To explore the potential of ferroptosis-related multi-omics features as biomarkers for COAD classification, the “mixOmics” R package was used to integrate three omics datasets. This integration encompassed 292 samples with corresponding RNA-seq, HM450, and miRNA-seq data, and included the previously identified 10 DMCs, 12 DE-lncRNAs, and 14 DE-miRNAs. Results showed that the high-FS and low-FS COAD subgroups were distinguishable based on the first and second components of the models for the DNAm, lncRNA, and miRNA datasets, with AUC values of 0.77, 0.76, and 0.80, respectively (Fig. 6A). The loading weights of each selected variable on each component and each dataset are presented in Fig. 6B. In addition, the Circos plot showed significant correlations between and within variables at different -omics levels (r = 0.2) (Fig. 6C). These results indicate that the multi-omics signatures can classify COAD patients into two subtypes based on their ferroptosis activity.

Fig. 6.

Discriminant analysis of COAD patients. (A) ROC curves of three molecular signatures (viz., DNAm, lncRNA, and miRNA) discriminating between high- and low-FS patients. Plot suggests that variables (i.e., markers) selected by sparse Partial Least Square-Discriminant Analysis (sPLS-DA) on components 1 and 2 in each of the signatures can discriminate high-FS samples from low-FS samples. (B) Loading weight plots of variables selected by sPLS-DA on components 1 and 2 in each signature. Variables are ranked according to their loading weight (most important at bottom to least important at top).
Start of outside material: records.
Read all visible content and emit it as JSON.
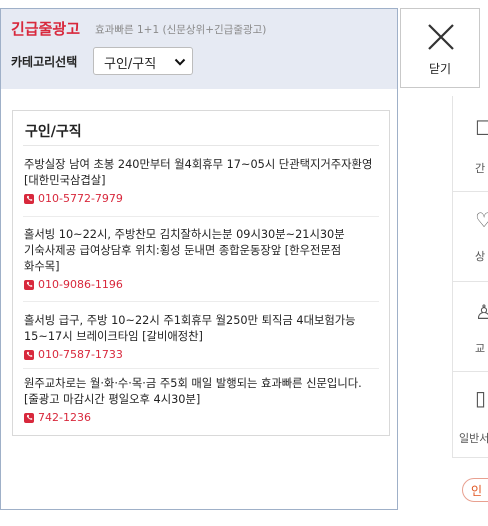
{
  "header": {
    "title": "긴급줄광고",
    "subtitle": "효과빠른 1+1 (신문상위+긴급줄광고)",
    "category_label": "카테고리선택",
    "category_selected": "구인/구직",
    "close_label": "닫기"
  },
  "section": {
    "title": "구인/구직",
    "ads": [
      {
        "text": "주방실장 남여 초봉 240만부터 월4회휴무 17~05시 단관택지거주자환영 [대한민국삼겹살]",
        "phone": "010-5772-7979"
      },
      {
        "text": "홀서빙 10~22시, 주방찬모 김치잘하시는분 09시30분~21시30분 기숙사제공 급여상담후 위치:횡성 둔내면 종합운동장앞 [한우전문점 화수목]",
        "phone": "010-9086-1196"
      },
      {
        "text": "홀서빙 급구, 주방 10~22시 주1회휴무 월250만 퇴직금 4대보험가능 15~17시 브레이크타임 [갈비애정찬]",
        "phone": "010-7587-1733"
      },
      {
        "text": "원주교차로는 월·화·수·목·금 주5회 매일 발행되는 효과빠른 신문입니다. [줄광고 마감시간 평일오후 4시30분]",
        "phone": "742-1236"
      }
    ]
  },
  "background": {
    "side_labels": [
      "간",
      "상",
      "교",
      "일반서"
    ],
    "pill_label": "인"
  },
  "icons": {
    "close": "close-x-icon",
    "phone": "phone-icon",
    "dropdown": "chevron-down-icon"
  },
  "colors": {
    "accent": "#d8283c",
    "header_bg": "#e6eaf3"
  }
}
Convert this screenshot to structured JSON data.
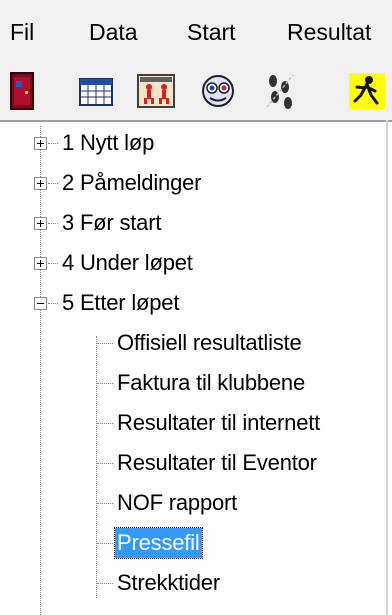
{
  "menu": {
    "items": [
      "Fil",
      "Data",
      "Start",
      "Resultat"
    ]
  },
  "toolbar": {
    "buttons": [
      "exit-door-icon",
      "calendar-icon",
      "runners-icon",
      "eye-icon",
      "footprints-icon",
      "runner-icon"
    ]
  },
  "tree": {
    "sections": [
      {
        "label": "1 Nytt løp",
        "expanded": false
      },
      {
        "label": "2 Påmeldinger",
        "expanded": false
      },
      {
        "label": "3 Før start",
        "expanded": false
      },
      {
        "label": "4 Under løpet",
        "expanded": false
      },
      {
        "label": "5 Etter løpet",
        "expanded": true
      }
    ],
    "children": [
      "Offisiell resultatliste",
      "Faktura til klubbene",
      "Resultater til internett",
      "Resultater til Eventor",
      "NOF rapport",
      "Pressefil",
      "Strekktider"
    ],
    "selected": "Pressefil",
    "selection_color": "#3399ff"
  }
}
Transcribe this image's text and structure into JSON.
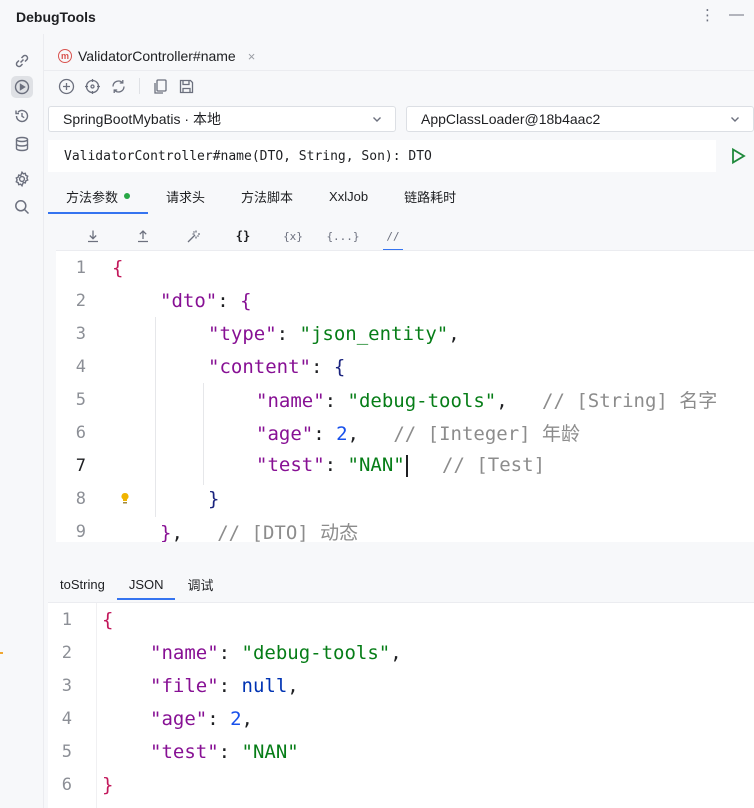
{
  "app": {
    "title": "DebugTools"
  },
  "sidebar_icons": [
    "link-icon",
    "run-icon",
    "history-icon",
    "database-icon",
    "settings-icon",
    "search-icon"
  ],
  "file_tab": {
    "label": "ValidatorController#name",
    "icon_letter": "m"
  },
  "toolbar_icons": [
    "add-icon",
    "target-icon",
    "refresh-icon",
    "copy-icon",
    "save-icon"
  ],
  "project_select": {
    "value": "SpringBootMybatis · 本地"
  },
  "classloader_select": {
    "value": "AppClassLoader@18b4aac2"
  },
  "method_signature": "ValidatorController#name(DTO, String, Son): DTO",
  "main_tabs": [
    {
      "label": "方法参数"
    },
    {
      "label": "请求头"
    },
    {
      "label": "方法脚本"
    },
    {
      "label": "XxlJob"
    },
    {
      "label": "链路耗时"
    }
  ],
  "editor_toolbar": [
    "↓",
    "↑",
    "✱",
    "{}",
    "{x}",
    "{...}",
    "//"
  ],
  "editor": {
    "line_numbers": [
      "1",
      "2",
      "3",
      "4",
      "5",
      "6",
      "7",
      "8",
      "9"
    ],
    "current_line": "7",
    "lines": [
      [
        "{"
      ],
      [
        "\"dto\"",
        ": ",
        "{"
      ],
      [
        "\"type\"",
        ": ",
        "\"json_entity\"",
        ","
      ],
      [
        "\"content\"",
        ": ",
        "{"
      ],
      [
        "\"name\"",
        ": ",
        "\"debug-tools\"",
        ",",
        "   // [String] 名字"
      ],
      [
        "\"age\"",
        ": ",
        "2",
        ",",
        "   // [Integer] 年龄"
      ],
      [
        "\"test\"",
        ": ",
        "\"NAN\"",
        "   // [Test]"
      ],
      [
        "}"
      ],
      [
        "}",
        ",",
        "   // [DTO] 动态"
      ]
    ]
  },
  "result_tabs": [
    {
      "label": "toString"
    },
    {
      "label": "JSON"
    },
    {
      "label": "调试"
    }
  ],
  "result": {
    "line_numbers": [
      "1",
      "2",
      "3",
      "4",
      "5",
      "6"
    ],
    "lines": [
      [
        "{"
      ],
      [
        "\"name\"",
        ": ",
        "\"debug-tools\"",
        ","
      ],
      [
        "\"file\"",
        ": ",
        "null",
        ","
      ],
      [
        "\"age\"",
        ": ",
        "2",
        ","
      ],
      [
        "\"test\"",
        ": ",
        "\"NAN\""
      ],
      [
        "}"
      ]
    ]
  }
}
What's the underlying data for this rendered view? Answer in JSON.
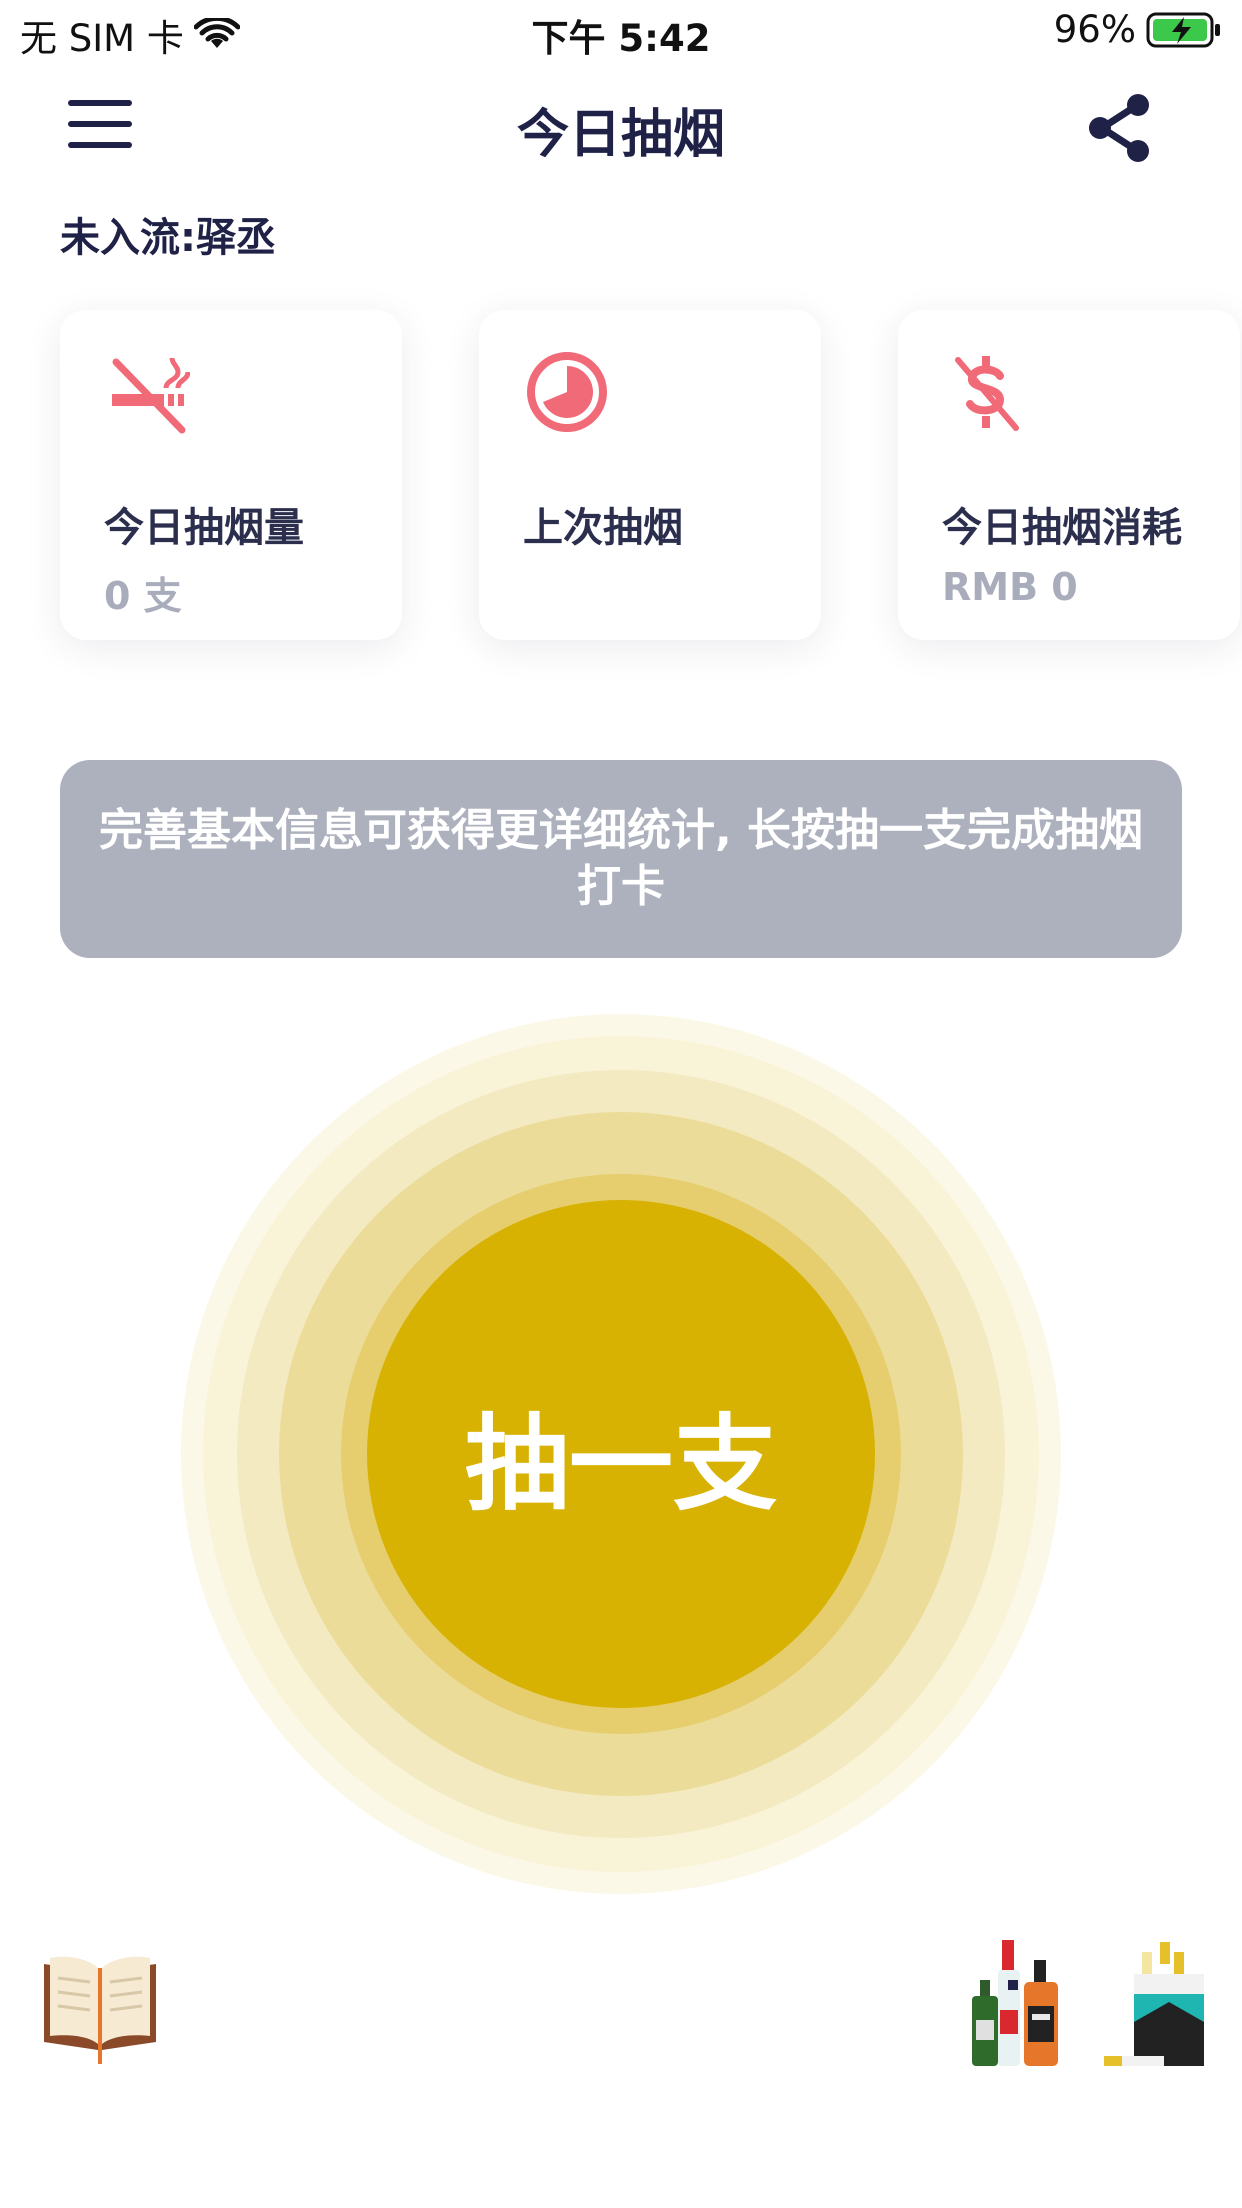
{
  "status_bar": {
    "carrier": "无 SIM 卡",
    "time": "下午 5:42",
    "battery": "96%"
  },
  "header": {
    "title": "今日抽烟",
    "menu_icon": "hamburger-menu-icon",
    "share_icon": "share-icon"
  },
  "subtitle": "未入流:驿丞",
  "stats": [
    {
      "icon": "no-smoking-icon",
      "label": "今日抽烟量",
      "value": "0 支"
    },
    {
      "icon": "clock-pie-icon",
      "label": "上次抽烟",
      "value": ""
    },
    {
      "icon": "dollar-slash-icon",
      "label": "今日抽烟消耗",
      "value": "RMB 0"
    }
  ],
  "hint": "完善基本信息可获得更详细统计, 长按抽一支完成抽烟打卡",
  "smoke_button": {
    "label": "抽一支"
  },
  "bottom_icons": [
    "book-icon",
    "liquor-bottles-icon",
    "cigarette-pack-icon"
  ],
  "colors": {
    "accent": "#d7b202",
    "icon_red": "#f06a78",
    "text_dark": "#1f2147",
    "hint_bg": "#adb1be",
    "battery_green": "#3cc84a"
  }
}
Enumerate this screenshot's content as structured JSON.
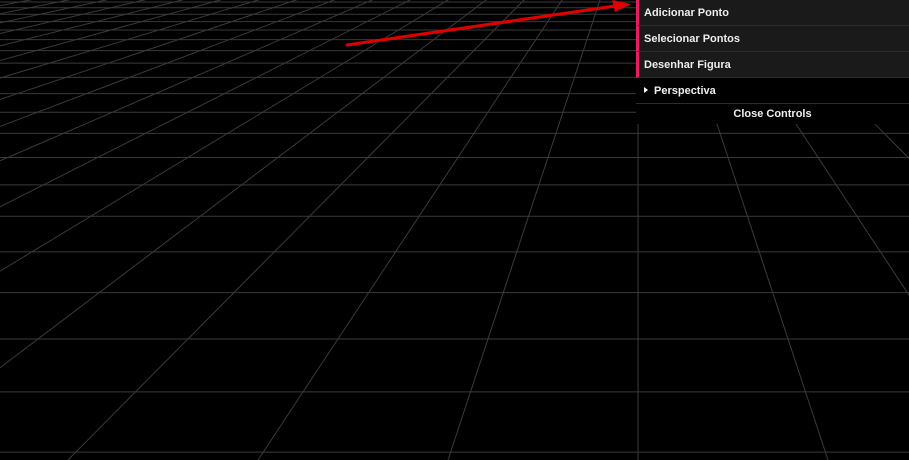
{
  "gui": {
    "items": [
      {
        "label": "Adicionar Ponto"
      },
      {
        "label": "Selecionar Pontos"
      },
      {
        "label": "Desenhar Figura"
      }
    ],
    "folder": {
      "label": "Perspectiva",
      "collapsed": true
    },
    "close_label": "Close Controls",
    "accent_color": "#e61d5f"
  },
  "scene": {
    "background_color": "#000000",
    "grid_color": "#3a3a3a",
    "annotation_arrow_color": "#e00000"
  }
}
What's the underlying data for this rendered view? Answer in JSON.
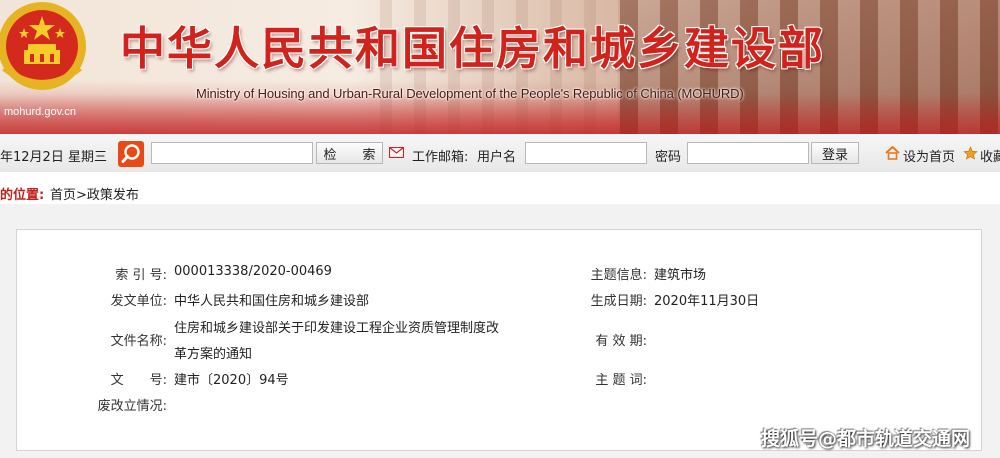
{
  "header": {
    "title_cn": "中华人民共和国住房和城乡建设部",
    "title_en": "Ministry of Housing and Urban-Rural Development of the People's Republic of China (MOHURD)",
    "site_url": "mohurd.gov.cn"
  },
  "toolbar": {
    "date": "年12月2日 星期三",
    "search_placeholder": "",
    "search_button": "检　　索",
    "mail_label": "工作邮箱:",
    "username_label": "用户名",
    "password_label": "密码",
    "login_button": "登录",
    "set_home": "设为首页",
    "favorite": "收藏"
  },
  "breadcrumb": {
    "label": "的位置:",
    "path": "首页>政策发布"
  },
  "info": {
    "index_label": "索 引 号:",
    "index_value": "000013338/2020-00469",
    "topic_label": "主题信息:",
    "topic_value": "建筑市场",
    "issuer_label": "发文单位:",
    "issuer_value": "中华人民共和国住房和城乡建设部",
    "date_label": "生成日期:",
    "date_value": "2020年11月30日",
    "name_label": "文件名称:",
    "name_value_line1": "住房和城乡建设部关于印发建设工程企业资质管理制度改",
    "name_value_line2": "革方案的通知",
    "validity_label": "有 效 期:",
    "validity_value": "",
    "docno_label": "文　　号:",
    "docno_value": "建市〔2020〕94号",
    "keyword_label": "主 题 词:",
    "keyword_value": "",
    "status_label": "废改立情况:",
    "status_value": ""
  },
  "watermark": "搜狐号@都市轨道交通网",
  "colors": {
    "title_red": "#d1221c",
    "search_orange": "#e84a17",
    "crumb_red": "#c3211c"
  }
}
Colors indicate group for which a particular variable has a higher value than the other group. (C) Circos plot of positive or negative correlations between selected variables from three signatures (presented by brown and black links, respectively). Plot represents correlations greater than 0.2 between variables of different molecular types. Outer lines show levels of each variable in the two groups (i.e., high-FS vs. low-FS).